Here we decide to select the `GaussianProcessRBF` model:

```{code-cell} ipython3
# pick GaussianProcessRBF
emulator = [r for r in ae.results if r.model_name == "GaussianProcessRBF"][0]
print(f"Selected model: {emulator.model_name} with id: {emulator.id}")
```

To analyze the emulator's quality, we plot the predicted versus simulated values on hold-out test data. This is a testing dataset sampled from within the same parameter ranges that was set aside and completely hidden from the surrogate model during its training phase. 

Each plotted point represents a single `(source_top, source_bottom)` input combination.
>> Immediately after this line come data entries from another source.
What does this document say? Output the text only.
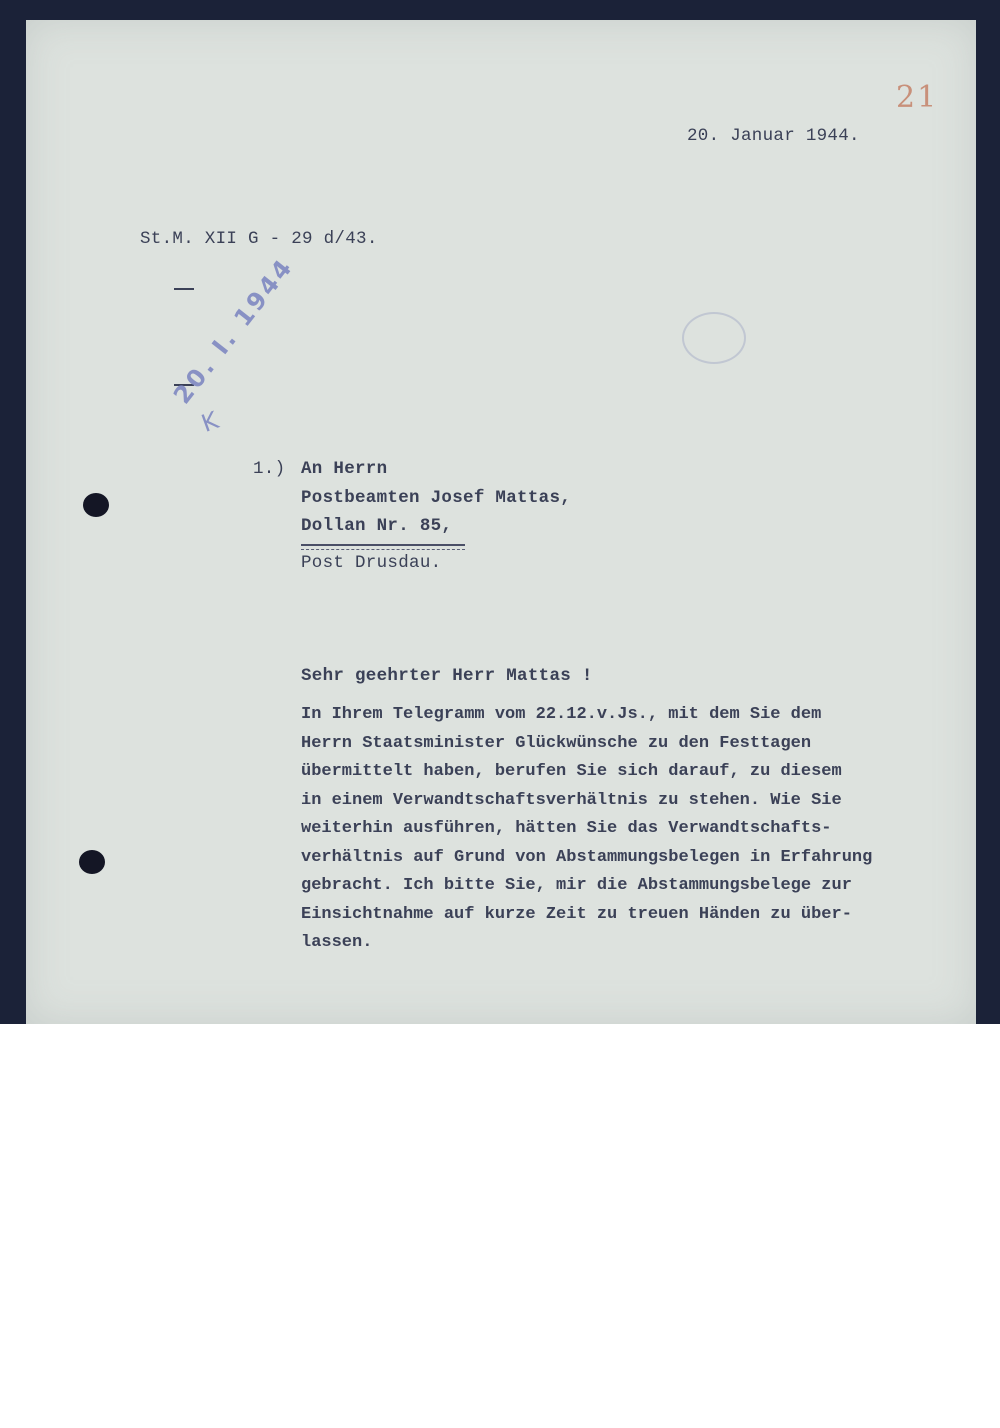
21
20. Januar 1944.
St.M. XII G - 29 d/43.
20. I. 1944
K
1.) An Herrn
Postbeamten Josef Mattas,
Dollan Nr. 85,
Post Drusdau.
Sehr geehrter Herr Mattas !
In Ihrem Telegramm vom 22.12.v.Js., mit dem Sie dem
Herrn Staatsminister Glückwünsche zu den Festtagen
übermittelt haben, berufen Sie sich darauf, zu diesem
in einem Verwandtschaftsverhältnis zu stehen. Wie Sie
weiterhin ausführen, hätten Sie das Verwandtschafts-
verhältnis auf Grund von Abstammungsbelegen in Erfahrung
gebracht. Ich bitte Sie, mir die Abstammungsbelege zur
Einsichtnahme auf kurze Zeit zu treuen Händen zu über-
lassen.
Points closer to the diagonal indicate that the emulator accurately matches the FESTIM high-fidelity predictions.

```{code-cell} ipython3
ae.plot_preds(emulator, output_names=simulator.output_names)
```

Finally, let's explore the continuous parameter space by plotting a 2D slice of the surrogate model's predictions over the `source_top` and `source_bottom` space. We can overlay the training samples (points) to see how well the emulator covers the domain.

```{code-cell} ipython3
from autoemulate.core.plotting import create_and_plot_slice

for i in range(2):

    fig, axs = create_and_plot_slice(
        emulator.model,
        output_idx=i,
        parameters_range=simulator.parameters_range,
        quantile=0.5,
        param_pair=(0, 1),
    )
    plt.scatter(X[:, 0], X[:, 1])
    plt.suptitle(f'{simulator.output_names[i]}')
    plt.show()
```

## Performance Comparison

Finally, we can compare the runtime between executing the full FESTIM physical model and evaluating the trained empirical surrogate using the `%timeit` notebook magic.

```{code-cell} ipython3
# Time the FESTIM simulator
print("Simulator runtime:")
%timeit simulator.forward(torch.tensor([[5.0, 5.0]]))
```

```{code-cell} ipython3
# Time the empirical surrogate model
print("Emulator runtime:")
%timeit emulator.model.predict(torch.tensor([[5.0, 5.0]]))
```

As you can see, substituting FESTIM with the emulator provides a substantial speed-up, highlighting the benefit of training surrogate models in scenarios where a model is evaluated repeatedly (like inference, uncertainty quantification or sensitivity analysis).